Ia memberi apresiasi kepada Pemda Teluk Bintuni Bintuni karena sesuai data BPJ Papua Barat indeks pertubuhan ekonomi terbaik se Papua Barat.

‘’Alhamdulillah hasil BPJS Teluk Bintuni, di provinsi Papua Barat yang terbaik indeks ekonominya Kabupaten Teluk Bintuni, ini wajib dipertahankan,  harus bisa menjelaskan kinerja pemerintah lima tahun,’’ujarnya.

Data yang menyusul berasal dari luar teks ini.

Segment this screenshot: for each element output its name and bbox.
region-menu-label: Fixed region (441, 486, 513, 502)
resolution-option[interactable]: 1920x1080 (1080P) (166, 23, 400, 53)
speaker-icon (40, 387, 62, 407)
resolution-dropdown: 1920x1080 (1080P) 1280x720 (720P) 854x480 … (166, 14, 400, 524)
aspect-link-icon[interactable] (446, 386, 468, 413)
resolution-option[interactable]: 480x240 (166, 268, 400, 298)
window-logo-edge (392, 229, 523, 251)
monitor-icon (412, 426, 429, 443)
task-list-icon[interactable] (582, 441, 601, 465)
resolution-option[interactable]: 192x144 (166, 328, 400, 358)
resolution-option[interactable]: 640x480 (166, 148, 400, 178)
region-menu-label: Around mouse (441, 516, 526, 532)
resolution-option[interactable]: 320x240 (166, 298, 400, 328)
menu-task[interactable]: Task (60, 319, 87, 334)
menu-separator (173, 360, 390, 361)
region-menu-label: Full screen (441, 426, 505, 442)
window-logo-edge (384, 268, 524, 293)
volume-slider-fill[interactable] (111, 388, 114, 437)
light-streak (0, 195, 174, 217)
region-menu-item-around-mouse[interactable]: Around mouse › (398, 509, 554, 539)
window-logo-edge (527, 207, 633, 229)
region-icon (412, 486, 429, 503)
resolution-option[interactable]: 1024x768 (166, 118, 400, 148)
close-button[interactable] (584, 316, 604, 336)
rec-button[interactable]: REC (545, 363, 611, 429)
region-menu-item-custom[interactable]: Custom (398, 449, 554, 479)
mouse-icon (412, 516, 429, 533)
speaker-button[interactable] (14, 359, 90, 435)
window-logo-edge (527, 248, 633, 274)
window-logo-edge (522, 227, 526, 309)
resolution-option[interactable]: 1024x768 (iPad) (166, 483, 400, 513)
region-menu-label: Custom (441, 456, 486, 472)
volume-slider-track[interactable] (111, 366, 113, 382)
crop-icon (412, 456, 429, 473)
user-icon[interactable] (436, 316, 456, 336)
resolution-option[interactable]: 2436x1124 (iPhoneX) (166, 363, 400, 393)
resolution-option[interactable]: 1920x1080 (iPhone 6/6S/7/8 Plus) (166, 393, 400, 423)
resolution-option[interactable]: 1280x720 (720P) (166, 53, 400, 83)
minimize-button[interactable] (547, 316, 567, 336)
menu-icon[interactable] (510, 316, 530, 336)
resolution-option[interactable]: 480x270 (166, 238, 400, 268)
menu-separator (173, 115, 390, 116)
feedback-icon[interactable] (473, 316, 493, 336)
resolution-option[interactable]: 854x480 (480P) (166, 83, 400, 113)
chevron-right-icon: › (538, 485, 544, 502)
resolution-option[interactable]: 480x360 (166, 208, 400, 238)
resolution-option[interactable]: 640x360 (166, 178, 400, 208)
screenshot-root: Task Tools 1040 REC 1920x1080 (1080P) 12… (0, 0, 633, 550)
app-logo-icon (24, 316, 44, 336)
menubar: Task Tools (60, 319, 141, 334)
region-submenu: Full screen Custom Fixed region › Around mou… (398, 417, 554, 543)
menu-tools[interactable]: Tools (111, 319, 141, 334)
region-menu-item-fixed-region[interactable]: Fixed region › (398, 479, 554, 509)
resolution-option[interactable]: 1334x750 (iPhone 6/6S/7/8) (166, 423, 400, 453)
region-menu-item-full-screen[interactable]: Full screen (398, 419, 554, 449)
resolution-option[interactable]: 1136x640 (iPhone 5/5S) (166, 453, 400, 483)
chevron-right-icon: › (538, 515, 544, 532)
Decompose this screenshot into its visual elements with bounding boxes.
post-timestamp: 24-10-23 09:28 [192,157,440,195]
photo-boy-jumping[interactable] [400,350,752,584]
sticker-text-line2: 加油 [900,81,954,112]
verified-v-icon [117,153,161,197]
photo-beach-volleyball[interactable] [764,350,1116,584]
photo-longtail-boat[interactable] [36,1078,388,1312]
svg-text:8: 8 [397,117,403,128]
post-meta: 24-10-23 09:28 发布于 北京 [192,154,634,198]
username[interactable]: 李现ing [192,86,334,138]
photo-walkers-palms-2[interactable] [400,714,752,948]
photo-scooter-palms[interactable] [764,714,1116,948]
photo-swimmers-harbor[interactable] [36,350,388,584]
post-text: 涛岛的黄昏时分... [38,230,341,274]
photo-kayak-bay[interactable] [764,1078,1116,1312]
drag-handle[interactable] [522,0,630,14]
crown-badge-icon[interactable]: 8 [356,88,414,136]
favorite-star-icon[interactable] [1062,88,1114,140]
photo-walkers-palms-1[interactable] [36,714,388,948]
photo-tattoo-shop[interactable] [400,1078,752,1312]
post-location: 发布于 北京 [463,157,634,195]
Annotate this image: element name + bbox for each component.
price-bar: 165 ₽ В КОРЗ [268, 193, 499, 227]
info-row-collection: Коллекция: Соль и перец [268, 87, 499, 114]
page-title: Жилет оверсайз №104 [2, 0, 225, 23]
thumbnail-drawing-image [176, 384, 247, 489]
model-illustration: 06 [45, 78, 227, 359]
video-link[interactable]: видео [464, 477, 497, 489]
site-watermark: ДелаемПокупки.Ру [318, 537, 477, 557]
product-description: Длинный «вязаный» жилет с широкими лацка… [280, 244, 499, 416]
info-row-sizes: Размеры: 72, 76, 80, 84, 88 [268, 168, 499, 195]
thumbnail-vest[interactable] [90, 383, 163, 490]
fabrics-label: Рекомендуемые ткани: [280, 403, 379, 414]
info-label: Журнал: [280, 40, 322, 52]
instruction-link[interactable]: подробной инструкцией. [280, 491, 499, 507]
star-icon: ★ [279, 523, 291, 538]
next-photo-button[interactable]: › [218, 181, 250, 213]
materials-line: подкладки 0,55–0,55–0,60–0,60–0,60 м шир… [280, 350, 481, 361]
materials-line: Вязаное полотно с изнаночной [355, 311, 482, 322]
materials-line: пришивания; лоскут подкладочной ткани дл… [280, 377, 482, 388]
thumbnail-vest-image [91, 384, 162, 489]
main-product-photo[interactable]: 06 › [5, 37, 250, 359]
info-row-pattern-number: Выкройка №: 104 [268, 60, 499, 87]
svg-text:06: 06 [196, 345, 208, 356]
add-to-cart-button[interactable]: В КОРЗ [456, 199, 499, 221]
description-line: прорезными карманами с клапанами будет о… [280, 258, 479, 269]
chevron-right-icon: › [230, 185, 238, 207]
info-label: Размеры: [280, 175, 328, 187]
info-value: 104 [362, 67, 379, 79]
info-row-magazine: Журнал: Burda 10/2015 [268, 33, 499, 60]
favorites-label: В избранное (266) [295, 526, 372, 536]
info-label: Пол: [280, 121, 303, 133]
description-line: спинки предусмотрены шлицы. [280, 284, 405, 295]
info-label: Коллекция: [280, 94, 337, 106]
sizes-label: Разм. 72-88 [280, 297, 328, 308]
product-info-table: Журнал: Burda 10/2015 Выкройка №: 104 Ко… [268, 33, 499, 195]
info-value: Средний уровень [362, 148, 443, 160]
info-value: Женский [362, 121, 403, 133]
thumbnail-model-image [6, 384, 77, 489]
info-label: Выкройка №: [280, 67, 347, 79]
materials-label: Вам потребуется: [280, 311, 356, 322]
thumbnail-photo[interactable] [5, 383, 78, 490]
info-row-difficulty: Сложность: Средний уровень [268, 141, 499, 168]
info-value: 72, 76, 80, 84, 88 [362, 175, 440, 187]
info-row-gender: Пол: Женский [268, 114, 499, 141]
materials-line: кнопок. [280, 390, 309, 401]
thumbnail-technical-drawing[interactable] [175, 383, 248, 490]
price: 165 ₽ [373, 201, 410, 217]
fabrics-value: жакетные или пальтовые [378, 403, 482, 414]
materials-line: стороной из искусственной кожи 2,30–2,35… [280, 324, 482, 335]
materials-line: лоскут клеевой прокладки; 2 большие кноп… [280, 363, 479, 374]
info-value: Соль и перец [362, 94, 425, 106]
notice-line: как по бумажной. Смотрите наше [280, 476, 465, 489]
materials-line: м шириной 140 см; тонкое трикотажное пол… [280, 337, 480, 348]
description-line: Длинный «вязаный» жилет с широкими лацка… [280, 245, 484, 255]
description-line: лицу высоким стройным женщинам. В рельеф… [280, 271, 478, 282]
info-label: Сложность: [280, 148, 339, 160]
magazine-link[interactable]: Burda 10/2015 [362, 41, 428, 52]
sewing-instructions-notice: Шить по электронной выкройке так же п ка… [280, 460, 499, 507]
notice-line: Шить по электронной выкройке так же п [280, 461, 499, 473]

Dari 12 kabupaten, satu kota dan satu provinsi yang telah menyerahkan laporan keuangan yaitu Kabupaten Sorong, Kabupaten Manokwari Raja Ampat, Kabupaten Kaimana dan Teluk Bintuni, serta Kabupaten Teluk Wondama yang dijadwalkan pada sore hari..

‘’Terakhir tanggal 31 maret, semua sudah harus,  karena batas terakhir ini pemeriksaan pendahuluan,  jadi belum ada lebih kepada mengidentifikasi masalah-masalah yang kemungkinan bisa terjadi,’’ tandasnya.

Kata Arjuna,  nanti pemeriksaan terinci pada saat tadi diserahkan laporan keuangan jadi BPK ada waktu 60 hari,  setelah penyerahan hari ini  sudah harus menyerahkan hasil pemeriksaan ke DPR untuk 12 kabupaten, satu kota dan pemda Provinsi dan itu akan diserahkan juga diserahan secara resmi ke DPRD masing-masing.